Perjalanan Spiritualitas Manusia Dalam Puisi “Nabi Baru” Karya Triyanto Triwikromo

Perjalanan Spiritualitas Manusia Dalam Puisi “Nabi Baru” Karya Triyanto Triwikromo

Puisi merupakan bentuk seni sastra yang mampu menggambarkan pengalaman manusia, terutama dalam konteks spiritualitas. Puisi seringkali menjadi bahan untuk menyelami dimensi-dimensi yang lebih dalam dari kehidupan manusia, termasuk perjalanan spiritualnya. Dalam karya “Nabi Baru” karya Triyanto Triwikromo, sebuah perjalanan spiritual manusia dijelajahi dengan imaji yang sarat akan makna.

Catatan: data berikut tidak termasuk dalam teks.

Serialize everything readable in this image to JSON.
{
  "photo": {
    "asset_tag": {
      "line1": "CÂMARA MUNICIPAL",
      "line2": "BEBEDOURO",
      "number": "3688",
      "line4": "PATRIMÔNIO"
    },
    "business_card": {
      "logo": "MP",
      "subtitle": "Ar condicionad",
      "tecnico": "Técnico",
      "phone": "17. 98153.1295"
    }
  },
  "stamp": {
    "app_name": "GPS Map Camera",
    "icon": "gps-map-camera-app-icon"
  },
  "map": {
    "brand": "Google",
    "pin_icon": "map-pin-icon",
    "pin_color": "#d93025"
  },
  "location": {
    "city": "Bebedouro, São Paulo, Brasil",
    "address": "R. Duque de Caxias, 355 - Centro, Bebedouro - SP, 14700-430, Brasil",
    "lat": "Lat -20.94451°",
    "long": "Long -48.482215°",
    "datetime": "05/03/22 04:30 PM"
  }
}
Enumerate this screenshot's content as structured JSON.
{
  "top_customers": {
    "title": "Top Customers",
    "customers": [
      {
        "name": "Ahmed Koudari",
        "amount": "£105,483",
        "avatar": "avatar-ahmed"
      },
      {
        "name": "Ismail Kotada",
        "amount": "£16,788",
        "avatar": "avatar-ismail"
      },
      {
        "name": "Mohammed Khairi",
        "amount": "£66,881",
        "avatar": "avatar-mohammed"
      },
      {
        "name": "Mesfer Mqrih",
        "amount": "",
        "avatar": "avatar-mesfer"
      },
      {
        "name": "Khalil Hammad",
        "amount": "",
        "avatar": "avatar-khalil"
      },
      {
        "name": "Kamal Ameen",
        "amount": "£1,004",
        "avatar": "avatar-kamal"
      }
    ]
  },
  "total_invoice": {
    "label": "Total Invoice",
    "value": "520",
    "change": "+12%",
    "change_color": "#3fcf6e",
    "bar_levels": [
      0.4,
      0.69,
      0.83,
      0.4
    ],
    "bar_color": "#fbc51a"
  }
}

Triyanto Triwikromo lahir di Salatiga pada 15 September 1964. Beliau merupakan lulusan Jurusan Pendidikan Bahasa dan Sastra Indonesia FPBS IKIP Semarang. Sebelum menjadi sastrawan beliau pernah menjadi guru dan pekerja kasar diskotik. Perjalanan hidupnya yang unik mengantarkannya pada gaya kepenulisan yang unik pula. Triyanto Triwikromo menggunakan gaya kepenulisan khas berbau religi, hal ini dapat dikatakan unik karena sangat berbanding terbalik dengan pekerjaannya sebelum menjadi sastrawan yaitu pekerja kasar diskotik. Saat ini Triyanto Triwikromo menjadi dosen di Universitas Diponegoro, Semarang. Di samping menjadi dosen, Triyanto Triwikromo juga menjabat sebagai redaktur sastra di harian Suara Merdeka.

Triyanto Triwikromo pernah menulis kumpulan cerita yang berjudul Ular di Mangkuk Nabi, cerita tersebut berisikan perjalanannya menjelajah empat benua dan menemukan hal-hal yang berbeda dari Indonesia, terutama pada keyakinan setiap orang di berbagai belahan dunia. Kumpulan cerita ini dibumbui dengan unsur agama yang melekat pada gaya kepenulisan Triyanto Triwikromo. Pada tahun 2014, Triyanto Triwikromo melahirkan novel baru yang berjudul Surga Sungsang. Novel tersebut juga dibumbui dengan unsur agama. Gaya kepenulisan yang khas berbau agama membawa Triyanto Triwikromo melahirkan kembali buku baru berbau agama yang berjudul Sehimpun Puisi: Nabi Baru. 

Puisi Nabi Baru secara khusus memusatkan perhatian pada perjalanan spiritual manusia. Kata-kata yang terpilih dengan teliti membentuk lukisan kata yang menggambarkan kebingungan, pencarian, dan pencerahan dalam perjalanan rohaniah. Dalam kajian ini, kita akan menjelajahi perjalanan spiritualitas yang digunakan oleh Triyanto Triwikromo untuk menciptakan puisi secara menyentuh dan mendalam. Puisinya tidak hanya mengundang seseorang untuk membaca, tetapi juga untuk merenung dan menggali makna kehidupan di balik kata-kata yang terpilih dengan cermat. 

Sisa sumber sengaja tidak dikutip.